So, it’s been a while. Life does get in the way of blogging, doesn’t it? Still, I’m back to being somewhat stable again, and so, I must return to writing on a somewhat regular basis.
This brings me to the recent ridiculousness surrounding the Hydra contract. For those of you not yet up to speed, here’s the play by play from John Scalzi and others:
- Random House’s new Hydra imprint has hilariously bad terms.
- This lead to the SFWA declaring that Hydra would not count for membership.
- Random House responds with the usual big corporation damage control.
- John gets a copy of the contract from Alibi (Hydra’s sibling imprint, presumably uses the same terms), and breaks it down – you MUST read this.
- More on why these are absolutely insane.
Long story short… do you remember when Penguin bought the open sewer that is AuthorHouse last year? Here’s what I said then…
It’s about the way that Author Solutions makes money, by selling overpriced packages. This is the same reason why I think that there will be no significant changes to the business, as some people hope. Why would Penguin bother to tinker with a machine that already makes money? The changes that they would have to implement, as many people hope, to clean up ASI’s reputation will be large. If they were going to do that, it would have been easier and less onerous to just build a new division with a clean slate.
And we’ve been proven right. Penguin merged with Random House, and, surprise surprise, Random House launches its own AuthorHouse clones that seem designed to suck money out of authors in desperate need of validation.
John’s already gone through why it’s an absolutely horrible contract for authors. It goes without saying that anyone with even a smidgeon of sense should avoid it like the plague. I’d like to go through it from a pure business standpoint. This is a transaction, between the author and the publisher, as John says – so what are each party getting out of it? Let’s think about it a little differently. What if the author is a contracted designer, and the publisher is a manufacturer?
No Advance. The manufacturer would normally pay for the design, and here it does not. The manufacturer gets access to the product (the book) without paying up front. The designer initially gets nothing.
Exclusive worldwide rights to do anything with the product in any format and any language. Until seventy years after the designer’s death, no less. So, the designer cannot sell the product design to anyone else to manufacture, in any other country, in any other form, or in any other language.
Each party gets an equal share of the profits, AFTER the manufacturer’s costs are covered. The designer’s costs are not covered. John does a better job of explaining this, but what it amounts to is that the manufacturer can sell the product, and all its costs – including marketing, possible legal costs, production costs of print versions, everything and the kitchen sink – are paid before any payments are made to the designer. The designer’s hourly costs, and they would be extensive, considering how long it takes to write a marketable book, are ignored.
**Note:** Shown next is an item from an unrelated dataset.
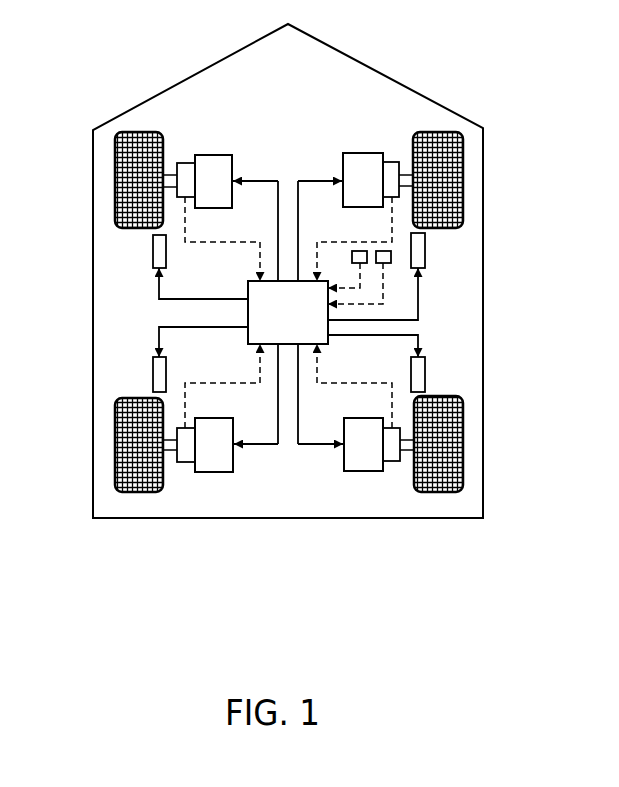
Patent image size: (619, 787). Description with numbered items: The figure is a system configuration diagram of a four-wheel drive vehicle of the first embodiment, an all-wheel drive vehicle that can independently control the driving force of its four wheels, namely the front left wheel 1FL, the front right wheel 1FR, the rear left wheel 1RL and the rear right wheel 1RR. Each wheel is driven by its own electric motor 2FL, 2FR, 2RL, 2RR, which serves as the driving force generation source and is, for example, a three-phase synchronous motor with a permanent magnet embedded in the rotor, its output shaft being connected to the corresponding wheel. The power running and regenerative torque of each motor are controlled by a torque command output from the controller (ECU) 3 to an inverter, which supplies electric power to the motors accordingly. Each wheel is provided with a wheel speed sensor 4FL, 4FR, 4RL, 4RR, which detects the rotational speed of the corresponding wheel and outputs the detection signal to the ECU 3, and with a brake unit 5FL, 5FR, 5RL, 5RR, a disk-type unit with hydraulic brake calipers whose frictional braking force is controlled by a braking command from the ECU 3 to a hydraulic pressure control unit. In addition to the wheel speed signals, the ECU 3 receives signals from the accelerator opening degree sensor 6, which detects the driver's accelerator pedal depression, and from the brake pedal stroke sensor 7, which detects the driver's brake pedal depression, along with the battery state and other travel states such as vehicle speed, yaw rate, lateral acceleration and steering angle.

It’s Hollywood accounting, if anything, because the manufacturer seems to be able to charge a range of costs which are not explained – as Writer Beware noted.
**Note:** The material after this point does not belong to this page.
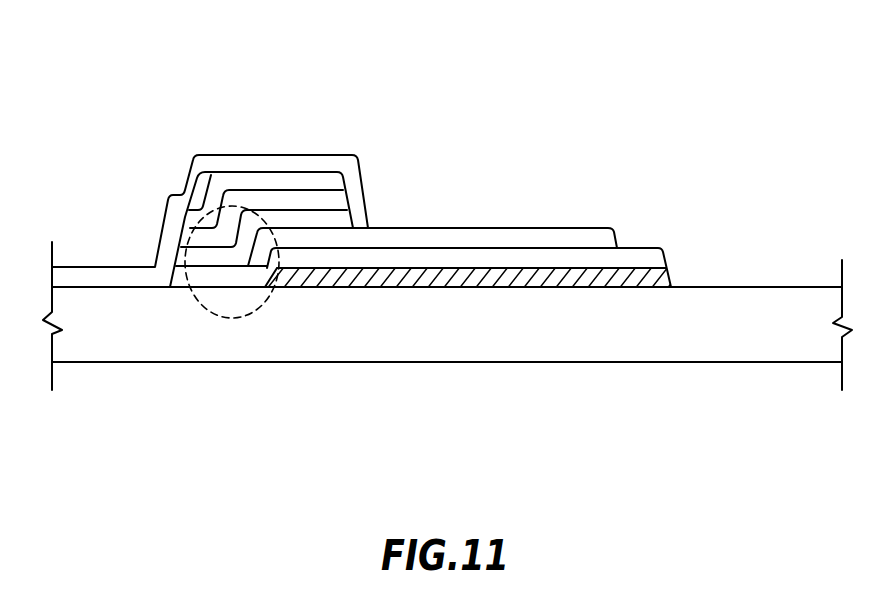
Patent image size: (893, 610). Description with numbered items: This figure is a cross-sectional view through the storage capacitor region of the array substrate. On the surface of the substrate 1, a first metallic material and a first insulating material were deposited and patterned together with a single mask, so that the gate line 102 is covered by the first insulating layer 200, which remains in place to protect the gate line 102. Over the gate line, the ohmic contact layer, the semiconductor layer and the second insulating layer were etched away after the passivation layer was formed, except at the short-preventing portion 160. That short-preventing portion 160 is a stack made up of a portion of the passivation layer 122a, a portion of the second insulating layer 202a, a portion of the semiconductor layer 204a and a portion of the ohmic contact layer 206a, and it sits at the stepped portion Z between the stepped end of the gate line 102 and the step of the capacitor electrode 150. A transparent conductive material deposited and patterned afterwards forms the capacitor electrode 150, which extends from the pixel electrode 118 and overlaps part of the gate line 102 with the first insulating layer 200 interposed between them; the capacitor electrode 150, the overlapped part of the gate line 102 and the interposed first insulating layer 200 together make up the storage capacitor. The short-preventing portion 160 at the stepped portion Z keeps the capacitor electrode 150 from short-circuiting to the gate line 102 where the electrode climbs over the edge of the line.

The designer gets one copy of the product in one format. The designer presumably has to pay for more copies in other formats. So, if the designer wants to sell a quantity of the product (because they want to make money, obviously), they have to pay the manufacturer’s price. There’s no selling on consignment, presumably.
The manufacturer gets all rights to just about everything to do with the product, in the present and the future, and they must be the ones to license it – if they choose to. The designer effectively loses all control over the product once they sign this contract.
When the designer creates another product, the manufacturer has the option of grabbing that product too at the same terms. The designer is limited in whether they can sell another product to other manufacturers.
If the manufacturer decides not to continue production (the out-of-print clause), the designer can possibly get the rights back – or maybe not. It’s not made clear at all. In the case of ebooks for example, does an ebook listing on Amazon count? If a digital copy CAN be bought somewhere, is it still considered to be in production even though the manufacturer does nothing?
This contract is completely nuts. It’s so unimaginably one-sided that I’m ashamed a company the size of Random House ever conceived of it to begin with. To quote John Scalzi again:
THIS IS A HORRIBLE AWFUL TERRIBLE APPALLING DISGUSTING CONTRACT WHICH IS BAD AND NO WRITER SHOULD SIGN IT EVER.
That’s pretty much it. The contract takes all control from one business partner and gives it to the other in exchange for nothing. Normally arrangements of this kind involve a large payment in exchange for control, in fact. That this one doesn’t pretty much says everything you need to know about how Random House views the authors that make its business possible.
This contract does not treat authors like business partners in a joint venture. It treats them like commodities. It tarnishes Random House’s reputation if nothing else, and certainly ensures that I will not consider any kind of business relationship with them. It begs the question: if this is how they really view their partners, why would anyone want to be in business with them?